Tarihi süreç içinde eğitim sosyolojisi, kendine ait kavramlardan oluşan özgün bir akademik dil ve alan oluşturmuştur. Söz konusu kavramlar, teorik tartışmalardan ziyade eğitim üzerine yapılan araştırmalardan üretilmiştir. Eğitim ve öğrenmenin toplumsal boyutlarına ilişkin problemlerin konu edildiği görgül (ampirik) araştırmalar, eğitim sosyolojisinin ana gündemidir. Eğitim sosyolojisi, sosyoloji programlarından daha çok hem dünyada hem de Türkiye'de eğitim fakülteleri içinde eğitim felsefesi, eğitim antropolojisi ve eğitim tarihi gibi alanlarla birlikte eğitimin temelleri üst başlığında disiplinler arası bir çalışma alanı olarak varlığını sürdürmektedir.
Günümüzde eğitim sosyolojisi, yaygın olarak eğitim sosyolojisi (sociology of education) olarak adlandırılmış olsa da tarihi süreçte, özellikle 1950'lere kadar, eğitsel sosyoloji (educational sociology) şeklinde kullanılmıştır. Bu farklılık, yalnızca dille ilgili bir tercih olmayıp derin bir paradigma ayrımını da ifade eder. Eğitim, uygulamalı bir alan olarak gelişirken sosyolojinin önemli oranda teorik olarak ilerlemesi, bu ayrımda önemli bir etkendir. Eğitsel sosyoloji, eğitimi sosyal bir olgu olarak ele alarak eğitim politikaları ve reform önerileri gibi uygulamaya dönük çalışmalar üretme eğilimindedir. Buna karşılık eğitim sosyolojisi, sosyolojik sorunların eğitimdeki karşılıklarının neler olduğunu anlamaya dönük teorik ve analitik çalışmalar yapmayı hedefler. Alanın kurumsallaşarak eğitim sosyolojisi başlığında yaygın biçimde akademilerde yer bulması, 2. Dünya Savaşı'ndan sonra gerçekleşmiştir. 1970'li yıllardan sonra yeni ekoller oluşturulmuş ve alanı derinden etkileyen çalışmalar yapılmıştır. Dünyadaki gelişmelere paralel olarak Türkiye'de 1964 yılında ilk bağımsız eğitim sosyolojisi kürsüsü açılmıştır. Amerikan Sosyoloji Derneği, 1960 yılında Eğitim Sosyolojisi adıyla bir çalışma alanı kurmuş ve 1927'den beri çıkan Eğitim Sosyolojisi Dergisini (Journal of Educational Sociology) bünyesine katarak adını Eğitim Sosyolojisi (Sociology of Education) olarak değiştirmiştir. Bu durum, alanı eğitimle daha yakından ilişkili bir alt-alan olmaktan çıkararak sosyoloji ile daha güçlü bağlar kuran bir alt-disipline dönüştürmüştür.

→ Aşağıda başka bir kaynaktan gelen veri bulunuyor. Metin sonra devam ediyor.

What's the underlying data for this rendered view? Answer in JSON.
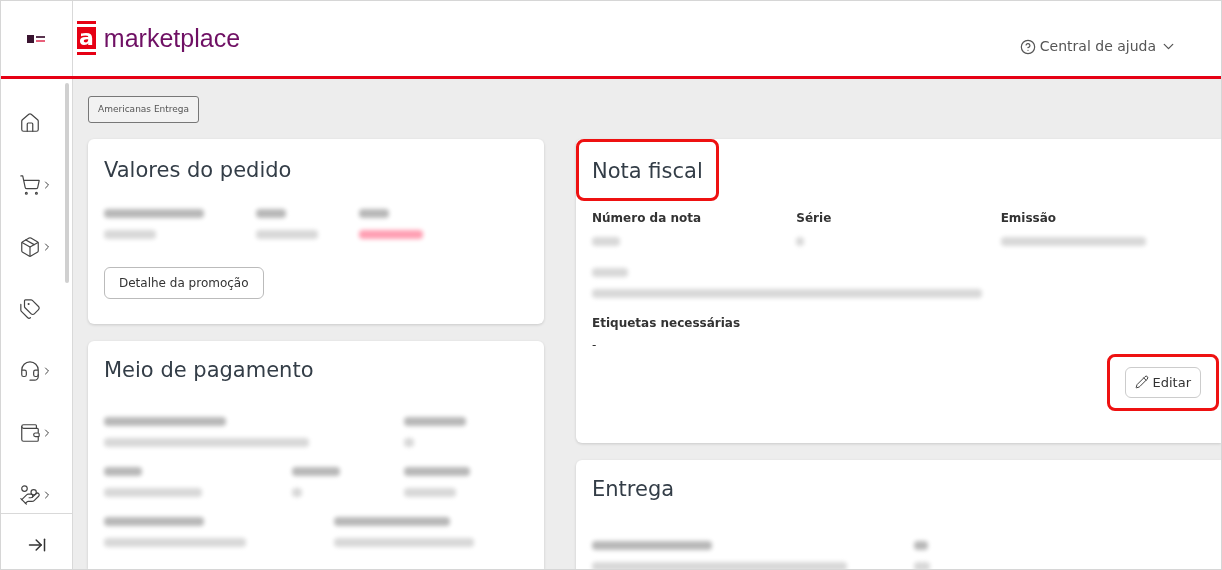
{
  "header": {
    "logo_mark": "a",
    "logo_text": "marketplace",
    "help": "Central de ajuda"
  },
  "sidebar": {
    "items": [
      {
        "kind": "home",
        "submenu": false
      },
      {
        "kind": "cart",
        "submenu": true
      },
      {
        "kind": "box",
        "submenu": true
      },
      {
        "kind": "tags",
        "submenu": false
      },
      {
        "kind": "support",
        "submenu": true
      },
      {
        "kind": "wallet",
        "submenu": true
      },
      {
        "kind": "payment",
        "submenu": true
      }
    ]
  },
  "tag": "Americanas Entrega",
  "order_values": {
    "title": "Valores do pedido",
    "button": "Detalhe da promoção"
  },
  "payment": {
    "title": "Meio de pagamento"
  },
  "invoice": {
    "title": "Nota fiscal",
    "highlighted": true,
    "fields": [
      {
        "label": "Número da nota"
      },
      {
        "label": "Série"
      },
      {
        "label": "Emissão"
      }
    ],
    "tags_label": "Etiquetas necessárias",
    "tags_value": "-",
    "button": {
      "label": "Editar",
      "highlighted": true
    }
  },
  "delivery": {
    "title": "Entrega"
  }
}
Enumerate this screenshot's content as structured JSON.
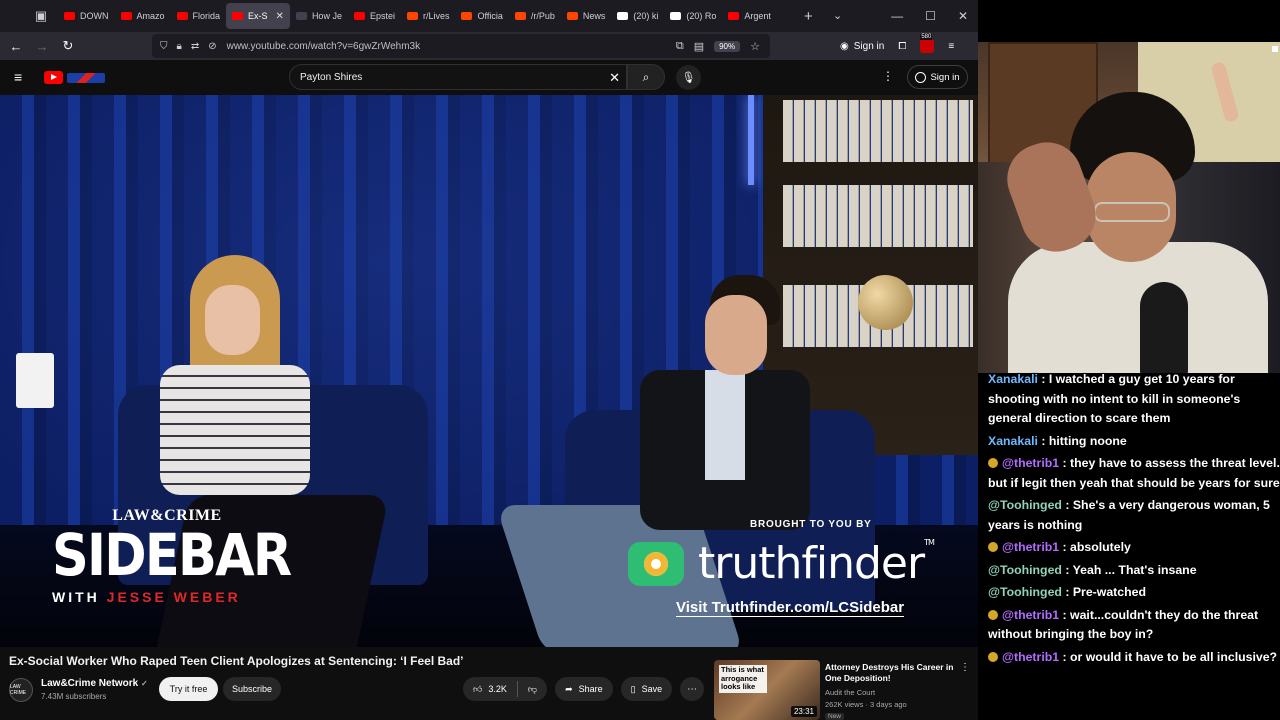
{
  "tabs": [
    {
      "label": "DOWN",
      "color": "#ff0000",
      "active": false
    },
    {
      "label": "Amazo",
      "color": "#ff0000",
      "active": false
    },
    {
      "label": "Florida",
      "color": "#ff0000",
      "active": false
    },
    {
      "label": "Ex-S",
      "color": "#ff0000",
      "active": true
    },
    {
      "label": "How Je",
      "color": "#42414d",
      "active": false
    },
    {
      "label": "Epstei",
      "color": "#ff0000",
      "active": false
    },
    {
      "label": "r/Lives",
      "color": "#ff4500",
      "active": false
    },
    {
      "label": "Officia",
      "color": "#ff4500",
      "active": false
    },
    {
      "label": "/r/Pub",
      "color": "#ff4500",
      "active": false
    },
    {
      "label": "News",
      "color": "#ff4500",
      "active": false
    },
    {
      "label": "(20) ki",
      "color": "#ffffff",
      "active": false
    },
    {
      "label": "(20) Ro",
      "color": "#ffffff",
      "active": false
    },
    {
      "label": "Argent",
      "color": "#ff0000",
      "active": false
    }
  ],
  "url": "www.youtube.com/watch?v=6gwZrWehm3k",
  "zoom": "90%",
  "browser_signin": "Sign in",
  "ext_badge_count": "580",
  "yt": {
    "search_value": "Payton Shires",
    "signin": "Sign in"
  },
  "video": {
    "brand_top": "LAW&CRIME",
    "brand_main": "SIDEBAR",
    "brand_sub_with": "WITH",
    "brand_sub_name": "JESSE WEBER",
    "sponsor_top": "BROUGHT TO YOU BY",
    "sponsor_name": "truthfinder",
    "sponsor_tm": "TM",
    "sponsor_url": "Visit Truthfinder.com/LCSidebar",
    "mug_text": ""
  },
  "title": "Ex-Social Worker Who Raped Teen Client Apologizes at Sentencing: ‘I Feel Bad’",
  "channel": {
    "avatar_text": "LAW CRIME",
    "name": "Law&Crime Network",
    "verified": "✓",
    "subs": "7.43M subscribers",
    "try_label": "Try it free",
    "subscribe_label": "Subscribe"
  },
  "actions": {
    "likes": "3.2K",
    "share": "Share",
    "save": "Save"
  },
  "recommendation": {
    "thumb_text": "This is what arrogance looks like",
    "duration": "23:31",
    "title": "Attorney Destroys His Career in One Deposition!",
    "channel": "Audit the Court",
    "meta": "262K views · 3 days ago",
    "badge": "New"
  },
  "chat": [
    {
      "user": "Xanakali",
      "text": "I watched a guy get 10 years for shooting with no intent to kill in someone's general direction to scare them",
      "style": "blue",
      "badge": false
    },
    {
      "user": "Xanakali",
      "text": "hitting noone",
      "style": "blue",
      "badge": false
    },
    {
      "user": "@thetrib1",
      "text": "they have to assess the threat level. but if legit then yeah that should be years for sure",
      "style": "purple",
      "badge": true
    },
    {
      "user": "@Toohinged",
      "text": "She's a very dangerous woman, 5 years is nothing",
      "style": "teal",
      "badge": false
    },
    {
      "user": "@thetrib1",
      "text": "absolutely",
      "style": "purple",
      "badge": true
    },
    {
      "user": "@Toohinged",
      "text": "Yeah ... That's insane",
      "style": "teal",
      "badge": false
    },
    {
      "user": "@Toohinged",
      "text": "Pre-watched",
      "style": "teal",
      "badge": false
    },
    {
      "user": "@thetrib1",
      "text": "wait...couldn't they do the threat without bringing the boy in?",
      "style": "purple",
      "badge": true
    },
    {
      "user": "@thetrib1",
      "text": "or would it have to be all inclusive?",
      "style": "purple",
      "badge": true
    }
  ]
}
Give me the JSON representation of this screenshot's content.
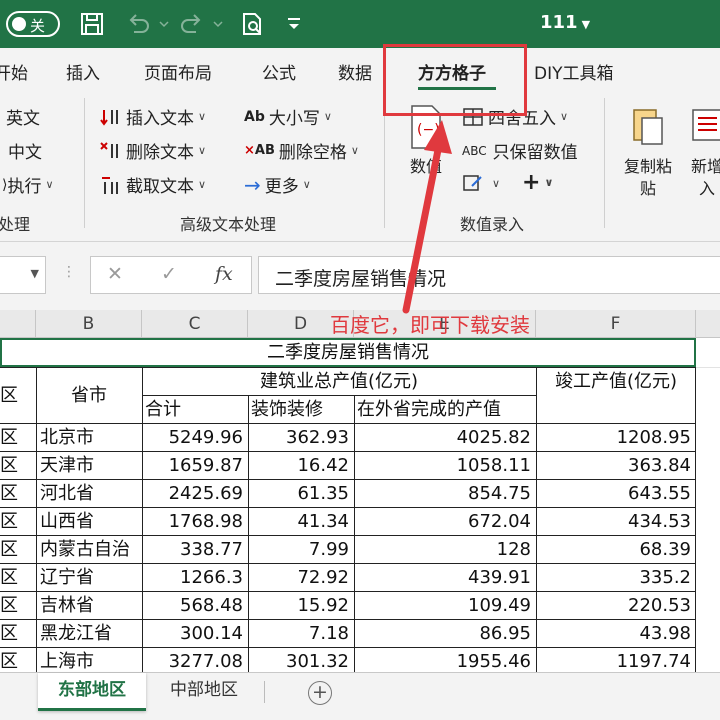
{
  "titlebar": {
    "autosave_label": "关",
    "doc_title": "111",
    "icons": [
      "save-icon",
      "undo-icon",
      "redo-icon",
      "print-preview-icon",
      "customize-qat-icon"
    ],
    "bg_color": "#217346"
  },
  "tabs": [
    {
      "label": "开始"
    },
    {
      "label": "插入"
    },
    {
      "label": "页面布局"
    },
    {
      "label": "公式"
    },
    {
      "label": "数据"
    },
    {
      "label": "方方格子"
    },
    {
      "label": "DIY工具箱"
    }
  ],
  "active_tab": "方方格子",
  "ribbon": {
    "left_group": {
      "items": [
        "英文",
        "中文",
        "执行"
      ],
      "label": "处理"
    },
    "text_group": {
      "items": [
        "插入文本",
        "删除文本",
        "截取文本",
        "大小写",
        "删除空格",
        "更多"
      ],
      "label": "高级文本处理"
    },
    "value_group": {
      "big_button": "数值",
      "items": [
        "四舍五入",
        "只保留数值"
      ],
      "label": "数值录入"
    },
    "right_buttons": [
      {
        "label_line1": "复制粘",
        "label_line2": "贴"
      },
      {
        "label_line1": "新增",
        "label_line2": "入"
      }
    ]
  },
  "formula_bar": {
    "cancel_glyph": "✕",
    "enter_glyph": "✓",
    "fx_label": "fx",
    "content": "二季度房屋销售情况"
  },
  "columns": [
    "B",
    "C",
    "D",
    "E",
    "F"
  ],
  "annotation": "百度它，即可下载安装",
  "table": {
    "title": "二季度房屋销售情况",
    "col_a_header_fragment": "区",
    "header_province": "省市",
    "header_construction_total": "建筑业总产值(亿元)",
    "header_completed": "竣工产值(亿元)",
    "sub_total": "合计",
    "sub_decoration": "装饰装修",
    "sub_outside": "在外省完成的产值",
    "rows": [
      {
        "region": "区",
        "province": "北京市",
        "total": "5249.96",
        "decoration": "362.93",
        "outside": "4025.82",
        "completed": "1208.95"
      },
      {
        "region": "区",
        "province": "天津市",
        "total": "1659.87",
        "decoration": "16.42",
        "outside": "1058.11",
        "completed": "363.84"
      },
      {
        "region": "区",
        "province": "河北省",
        "total": "2425.69",
        "decoration": "61.35",
        "outside": "854.75",
        "completed": "643.55"
      },
      {
        "region": "区",
        "province": "山西省",
        "total": "1768.98",
        "decoration": "41.34",
        "outside": "672.04",
        "completed": "434.53"
      },
      {
        "region": "区",
        "province": "内蒙古自治",
        "total": "338.77",
        "decoration": "7.99",
        "outside": "128",
        "completed": "68.39"
      },
      {
        "region": "区",
        "province": "辽宁省",
        "total": "1266.3",
        "decoration": "72.92",
        "outside": "439.91",
        "completed": "335.2"
      },
      {
        "region": "区",
        "province": "吉林省",
        "total": "568.48",
        "decoration": "15.92",
        "outside": "109.49",
        "completed": "220.53"
      },
      {
        "region": "区",
        "province": "黑龙江省",
        "total": "300.14",
        "decoration": "7.18",
        "outside": "86.95",
        "completed": "43.98"
      },
      {
        "region": "区",
        "province": "上海市",
        "total": "3277.08",
        "decoration": "301.32",
        "outside": "1955.46",
        "completed": "1197.74"
      }
    ]
  },
  "sheet_tabs": [
    {
      "label": "东部地区",
      "active": true
    },
    {
      "label": "中部地区",
      "active": false
    }
  ],
  "add_sheet_glyph": "+"
}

Eğitim sosyolojisi çalışmalarının büyük bölümü, üç ana sosyolojik paradigma üzerine inşa edilmektedir: İşlevselci, çatışmacı ve yorumcu. İşlevselci yaklaşım, temel önermelerini Emile Durkheim'dan (ö.1917) alır. Durkheim, toplumları bir arada tutan şeyin ne olduğu sorusuna odaklanmıştır. Toplumsal olan her şeyin bilimsel olarak araştırılabileceğini iddia ederek, eğitimin de bilimsel olarak araştırılabileceğini ileri sürmüştür. Eğitimi de sosyal bir olgu olarak gören Durkheim, toplumsal bütünleşmeyi ve toplumun bileşenleri arasında dengeyi sağlamada eğitimin nasıl bir işlev gördüğünü incelemiştir. Ona göre okullar, geleceğin yetişkinleri olacak çocuklara toplumun üretken ve uyumlu birer parçası olabilmeleri için gerekli normların ve ahlaki kodların aktarıldığı kurumlar olarak işlev görmelidir. Eğitimin pek çok işlevi arasında toplumsallaşma, değer aktarımı, uyum sağlama, sosyal rollerin benimsenmesi gibi işlevler yer alır.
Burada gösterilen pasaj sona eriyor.